What are streams in Node JS?

What are streams in Node JS?

Streams are very powerful concept which Node.js provides. Streams are used to handle reading and writing from a file, network communication and data transfer.

What is GTK with GJS?

GJS powers GNOME Shell, Polari, GNOME Documents, and many other apps which are primarily written in JavaScript. The current stable series is built on Mozilla’s SpiderMonkey featuring ES6 (ECMAScript 2015) and GObject-Introspection making most of the GNOME API library available. There is an official GJS API Documentation for using GTK with GJS.

What is GNOME GJS used for?

GJS is a JavaScript binding for using GNOME platform libraries in your applications. Developers can easily integrate GJS with GTK and create powerful GTK applications using JavaScript. GJS powers GNOME Shell, Polari, GNOME Documents, and many other apps which are primarily written in JavaScript.
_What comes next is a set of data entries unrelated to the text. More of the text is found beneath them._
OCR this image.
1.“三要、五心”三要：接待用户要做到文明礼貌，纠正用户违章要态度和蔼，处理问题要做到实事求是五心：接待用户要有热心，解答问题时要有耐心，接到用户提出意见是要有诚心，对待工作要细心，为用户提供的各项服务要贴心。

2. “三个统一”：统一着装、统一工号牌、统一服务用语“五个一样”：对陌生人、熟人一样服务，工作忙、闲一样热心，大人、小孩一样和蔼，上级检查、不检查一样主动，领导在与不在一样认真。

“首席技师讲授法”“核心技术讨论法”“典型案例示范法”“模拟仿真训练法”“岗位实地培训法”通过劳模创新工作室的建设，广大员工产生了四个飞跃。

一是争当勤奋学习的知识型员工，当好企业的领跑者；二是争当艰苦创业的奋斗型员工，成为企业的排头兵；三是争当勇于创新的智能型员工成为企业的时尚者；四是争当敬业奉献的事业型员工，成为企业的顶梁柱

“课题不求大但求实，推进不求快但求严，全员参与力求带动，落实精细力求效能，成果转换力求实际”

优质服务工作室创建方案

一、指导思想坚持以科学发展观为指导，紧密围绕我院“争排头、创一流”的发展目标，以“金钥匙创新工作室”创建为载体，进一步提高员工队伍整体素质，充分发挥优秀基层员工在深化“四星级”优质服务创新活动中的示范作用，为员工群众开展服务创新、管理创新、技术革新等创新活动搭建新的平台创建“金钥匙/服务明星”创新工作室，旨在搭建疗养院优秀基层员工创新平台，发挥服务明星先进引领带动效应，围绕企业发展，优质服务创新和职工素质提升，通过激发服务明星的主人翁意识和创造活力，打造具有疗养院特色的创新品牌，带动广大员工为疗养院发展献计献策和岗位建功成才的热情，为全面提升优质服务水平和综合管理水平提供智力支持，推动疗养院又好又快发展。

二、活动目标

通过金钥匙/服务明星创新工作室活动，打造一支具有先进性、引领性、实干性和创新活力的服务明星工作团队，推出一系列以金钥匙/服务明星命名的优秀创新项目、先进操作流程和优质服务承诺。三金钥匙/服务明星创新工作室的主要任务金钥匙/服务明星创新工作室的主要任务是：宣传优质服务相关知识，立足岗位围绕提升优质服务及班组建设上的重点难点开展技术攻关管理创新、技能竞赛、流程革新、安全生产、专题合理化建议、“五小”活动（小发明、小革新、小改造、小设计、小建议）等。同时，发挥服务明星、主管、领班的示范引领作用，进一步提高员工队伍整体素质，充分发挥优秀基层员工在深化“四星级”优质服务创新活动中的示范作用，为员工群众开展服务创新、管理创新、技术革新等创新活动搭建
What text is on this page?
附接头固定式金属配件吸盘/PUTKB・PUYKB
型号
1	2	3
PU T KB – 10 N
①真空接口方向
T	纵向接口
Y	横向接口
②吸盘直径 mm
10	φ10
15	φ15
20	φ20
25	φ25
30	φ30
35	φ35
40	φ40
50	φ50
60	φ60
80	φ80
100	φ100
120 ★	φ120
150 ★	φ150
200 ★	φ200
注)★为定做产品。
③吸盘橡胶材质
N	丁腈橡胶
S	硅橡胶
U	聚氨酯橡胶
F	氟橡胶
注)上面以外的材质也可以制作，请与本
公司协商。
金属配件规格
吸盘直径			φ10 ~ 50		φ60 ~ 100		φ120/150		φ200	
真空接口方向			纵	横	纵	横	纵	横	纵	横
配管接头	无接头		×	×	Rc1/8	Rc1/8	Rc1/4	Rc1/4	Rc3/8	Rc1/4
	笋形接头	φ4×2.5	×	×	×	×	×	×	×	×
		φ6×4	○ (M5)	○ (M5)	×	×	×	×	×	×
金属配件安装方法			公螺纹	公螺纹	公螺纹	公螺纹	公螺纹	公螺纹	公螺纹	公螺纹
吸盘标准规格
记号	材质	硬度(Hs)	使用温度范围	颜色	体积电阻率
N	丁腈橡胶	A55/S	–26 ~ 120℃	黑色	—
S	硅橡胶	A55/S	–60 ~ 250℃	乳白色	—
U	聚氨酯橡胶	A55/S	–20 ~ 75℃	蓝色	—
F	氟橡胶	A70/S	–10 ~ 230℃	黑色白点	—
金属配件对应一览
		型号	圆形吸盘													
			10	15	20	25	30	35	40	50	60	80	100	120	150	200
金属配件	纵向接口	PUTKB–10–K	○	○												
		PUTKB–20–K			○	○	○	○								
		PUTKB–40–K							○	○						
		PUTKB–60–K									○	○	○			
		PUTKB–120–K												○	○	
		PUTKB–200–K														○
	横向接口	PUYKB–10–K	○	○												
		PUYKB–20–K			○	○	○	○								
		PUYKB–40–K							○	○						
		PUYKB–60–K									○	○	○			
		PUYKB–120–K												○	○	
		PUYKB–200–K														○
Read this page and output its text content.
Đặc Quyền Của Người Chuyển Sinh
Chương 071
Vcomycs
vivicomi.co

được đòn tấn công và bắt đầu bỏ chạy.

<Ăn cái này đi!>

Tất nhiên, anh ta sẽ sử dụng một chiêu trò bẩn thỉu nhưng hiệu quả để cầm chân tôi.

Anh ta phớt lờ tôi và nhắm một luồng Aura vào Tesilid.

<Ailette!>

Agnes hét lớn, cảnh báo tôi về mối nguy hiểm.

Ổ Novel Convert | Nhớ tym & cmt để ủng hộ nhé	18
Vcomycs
What are writable streams in JavaScript?

Writable Streams: Writable stream lets you send the data to any destined source that can rather be any file or to stream online. These streams also emit the events to ensure proper functioning at regular intervals of time. Example: Create an index.js file with the following code.

What is NodeJS and how does it work?

Node.js was built on the Google V8 JavaScript engine since it was open-sourced under the BSD license. It is extremely fast and proficient with internet fundamentals such as HTTP, DNS, TCP. Also, JavaScript was a well-known language, making Node.js immediately accessible to the entire web development community.

What is the history of Node JS?

History. Ryan Dahl, creator of Node.js, in 2010. Node.js was written initially by Ryan Dahl in 2009, about thirteen years after the introduction of the first server-side JavaScript environment, Netscape’s LiveWire Pro Web. The initial release supported only Linux and Mac OS X.

Are there any open source libraries for Node JS?

There are thousands of open-source libraries for Node.js, most of them hosted on the npm website. The Node.js developer community has two main mailing lists and the IRC channel #node.js on freenode.